AlwaysON goes down from Secondary Replica

Question

AlwaysON goes down from Secondary Replica

Farik013

SSC-Addicted

Points: 465
More actions
May 22, 2019 at 1:35 pm

#3646102

Hi All.
I have a very strange problem, don't know what to write to find solution. I will try to describe problem.
We have an AlwaysON with two replicas: primary and secondary and 1 listener ip.
Some days ago we had problems with disaster recovery site and connection with secondary replica went down. When connection down, AlwaysOn IP went down too.

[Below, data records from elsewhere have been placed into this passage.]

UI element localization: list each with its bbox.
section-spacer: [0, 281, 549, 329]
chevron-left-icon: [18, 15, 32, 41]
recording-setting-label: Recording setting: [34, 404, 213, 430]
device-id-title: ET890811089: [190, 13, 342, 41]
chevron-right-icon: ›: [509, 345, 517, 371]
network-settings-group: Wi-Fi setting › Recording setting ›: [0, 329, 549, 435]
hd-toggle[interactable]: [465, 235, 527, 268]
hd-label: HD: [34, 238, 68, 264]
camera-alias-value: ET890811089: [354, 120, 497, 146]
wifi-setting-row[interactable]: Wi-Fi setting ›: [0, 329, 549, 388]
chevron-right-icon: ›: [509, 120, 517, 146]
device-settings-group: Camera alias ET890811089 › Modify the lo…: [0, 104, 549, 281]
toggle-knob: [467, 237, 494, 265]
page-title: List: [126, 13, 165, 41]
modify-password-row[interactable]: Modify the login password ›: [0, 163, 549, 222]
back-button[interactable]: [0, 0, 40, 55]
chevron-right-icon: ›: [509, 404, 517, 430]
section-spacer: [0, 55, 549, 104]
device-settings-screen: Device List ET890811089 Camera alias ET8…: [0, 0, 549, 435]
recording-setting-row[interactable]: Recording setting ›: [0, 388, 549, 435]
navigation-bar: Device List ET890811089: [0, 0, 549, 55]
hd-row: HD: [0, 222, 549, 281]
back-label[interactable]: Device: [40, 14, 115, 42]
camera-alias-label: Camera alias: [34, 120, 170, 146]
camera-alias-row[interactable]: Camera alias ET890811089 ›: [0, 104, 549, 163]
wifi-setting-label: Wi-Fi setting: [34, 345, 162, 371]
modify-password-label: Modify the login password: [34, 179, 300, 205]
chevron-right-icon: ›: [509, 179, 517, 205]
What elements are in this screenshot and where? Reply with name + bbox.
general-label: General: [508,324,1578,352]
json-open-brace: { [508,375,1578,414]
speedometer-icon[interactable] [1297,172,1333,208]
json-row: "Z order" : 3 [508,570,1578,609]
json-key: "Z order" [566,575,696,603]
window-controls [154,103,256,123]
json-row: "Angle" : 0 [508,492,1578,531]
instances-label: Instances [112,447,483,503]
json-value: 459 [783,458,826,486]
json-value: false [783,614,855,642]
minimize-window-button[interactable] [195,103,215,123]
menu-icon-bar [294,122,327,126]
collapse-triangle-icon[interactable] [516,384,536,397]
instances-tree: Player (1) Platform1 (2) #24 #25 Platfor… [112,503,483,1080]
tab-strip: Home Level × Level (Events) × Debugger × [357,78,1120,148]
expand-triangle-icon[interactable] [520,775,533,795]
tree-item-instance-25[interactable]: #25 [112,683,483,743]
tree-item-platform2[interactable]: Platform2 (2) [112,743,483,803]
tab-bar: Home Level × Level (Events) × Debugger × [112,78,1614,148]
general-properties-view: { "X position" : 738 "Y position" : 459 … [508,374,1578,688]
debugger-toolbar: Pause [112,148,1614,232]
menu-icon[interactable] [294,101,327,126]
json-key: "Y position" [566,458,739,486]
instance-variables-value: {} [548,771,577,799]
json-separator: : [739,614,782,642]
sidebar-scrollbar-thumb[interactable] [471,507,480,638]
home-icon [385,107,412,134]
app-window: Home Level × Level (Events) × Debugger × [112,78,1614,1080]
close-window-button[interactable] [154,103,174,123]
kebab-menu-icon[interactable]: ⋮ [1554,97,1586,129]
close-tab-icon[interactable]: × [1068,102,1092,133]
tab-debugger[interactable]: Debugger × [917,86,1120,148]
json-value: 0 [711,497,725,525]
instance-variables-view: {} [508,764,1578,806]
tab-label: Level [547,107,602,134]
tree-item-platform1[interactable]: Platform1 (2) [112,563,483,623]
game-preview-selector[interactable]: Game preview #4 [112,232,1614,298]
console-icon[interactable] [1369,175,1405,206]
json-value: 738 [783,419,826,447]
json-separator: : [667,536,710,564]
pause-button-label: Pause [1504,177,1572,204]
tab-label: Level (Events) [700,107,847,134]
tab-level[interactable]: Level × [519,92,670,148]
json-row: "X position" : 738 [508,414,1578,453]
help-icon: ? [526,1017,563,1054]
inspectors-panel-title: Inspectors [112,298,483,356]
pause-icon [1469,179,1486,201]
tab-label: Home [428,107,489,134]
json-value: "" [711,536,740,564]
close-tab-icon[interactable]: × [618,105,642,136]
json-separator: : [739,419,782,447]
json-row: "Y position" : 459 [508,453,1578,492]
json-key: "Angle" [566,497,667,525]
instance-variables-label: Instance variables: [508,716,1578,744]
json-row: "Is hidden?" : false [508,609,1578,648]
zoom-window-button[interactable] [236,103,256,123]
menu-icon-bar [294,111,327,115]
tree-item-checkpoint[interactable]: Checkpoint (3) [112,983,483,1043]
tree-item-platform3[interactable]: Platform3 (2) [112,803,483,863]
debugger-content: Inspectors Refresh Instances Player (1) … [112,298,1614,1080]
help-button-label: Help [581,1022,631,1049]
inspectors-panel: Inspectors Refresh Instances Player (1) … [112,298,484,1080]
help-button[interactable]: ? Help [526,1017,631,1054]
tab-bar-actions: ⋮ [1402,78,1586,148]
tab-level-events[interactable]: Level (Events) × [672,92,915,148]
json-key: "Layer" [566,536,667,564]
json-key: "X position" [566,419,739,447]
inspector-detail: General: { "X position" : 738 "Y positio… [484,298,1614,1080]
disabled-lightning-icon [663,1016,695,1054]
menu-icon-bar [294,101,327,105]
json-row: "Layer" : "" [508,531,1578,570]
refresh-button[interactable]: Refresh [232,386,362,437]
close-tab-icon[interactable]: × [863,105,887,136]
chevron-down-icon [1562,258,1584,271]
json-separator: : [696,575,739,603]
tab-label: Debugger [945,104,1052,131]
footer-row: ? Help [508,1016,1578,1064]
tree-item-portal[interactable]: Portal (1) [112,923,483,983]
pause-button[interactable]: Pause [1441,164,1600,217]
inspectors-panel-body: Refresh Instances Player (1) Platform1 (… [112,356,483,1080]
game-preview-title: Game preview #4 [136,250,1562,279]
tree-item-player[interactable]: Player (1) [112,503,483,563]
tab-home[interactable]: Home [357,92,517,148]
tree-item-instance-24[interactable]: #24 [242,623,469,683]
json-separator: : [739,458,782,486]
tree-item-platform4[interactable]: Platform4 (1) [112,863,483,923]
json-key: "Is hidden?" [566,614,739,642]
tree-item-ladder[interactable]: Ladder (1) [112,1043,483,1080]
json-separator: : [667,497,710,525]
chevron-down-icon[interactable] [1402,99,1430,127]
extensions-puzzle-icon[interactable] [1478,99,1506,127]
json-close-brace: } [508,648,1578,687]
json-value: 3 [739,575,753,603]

After 2-3 minutes when connection back, I saw that secondary replica has became primary replica and old primary replica node went to quarantine in Windows Failover Cluster. We have synchronize commit and automatic failover. But I don't understand why AlwaysOn IP goes down when secondary replica down and after it secondary replica has became primary and primary down.

Viewing 5 posts - 1 through 4 (of 4 total)

You must be logged in to reply to this topic. Login to reply

e4d4 SSCertifiable Points: 5777 More actions · Answer 1

How is Quorum configured for this cluster? Looks like the primary replica lost quorum and went down, this is intended behavior.

https://docs.microsoft.com/en-us/windows-server/failover-clustering/manage-cluster-quorum

What is the result of

select * from sys.dm_hadr_cluster_members

Farik013 SSC-Addicted Points: 465 More actions · Answer 2

Thanks for reply. How can I check lost quorum? Now it's ok, because there isn't any problem in secondary node. But I'm afraid if there will be problem again, it will down again.

Here is a result of query

Capture

Sreekanth B SSCertifiable Points: 6145 More actions · Answer 3

You should get that information in detail in your cluster logs.

BTW, SQL tiger team released an outstanding utility which can be used to analyze (including the Cluster Logs, SQL Error Logs, and the Availability groups extended events logs) and troubleshoot Availability Group failover issues.

https://techcommunity.microsoft.com/t5/SQL-Server/Failover-Detection-Utility-Availability-Group-Failover-Analysis/ba-p/386021

Farik013 SSC-Addicted Points: 465 More actions · Answer 4

It happens rarely, but after last time we have problems. And now I want to know why it happens.

There are errors like:

Cluster resource 'dbalwson' of type 'SQL Server Availability Group' in clustered role 'dbalwson' failed.

Based on the failure policies for the resource and role, the cluster service may try to bring the resource online on this node or move the group to another node of the cluster and then restart it. Check the resource and group state using Failover Cluster Manager or the Get-ClusterResource Windows PowerShell cmdlet.

and

The Cluster service failed to bring clustered role 'dbalwson' completely online or offline. One or more resources may be in a failed state. This may impact the availability of the clustered role.

I don't understand why primary replica and cluster IP goes down when secondary replica goes down. Where can I check it?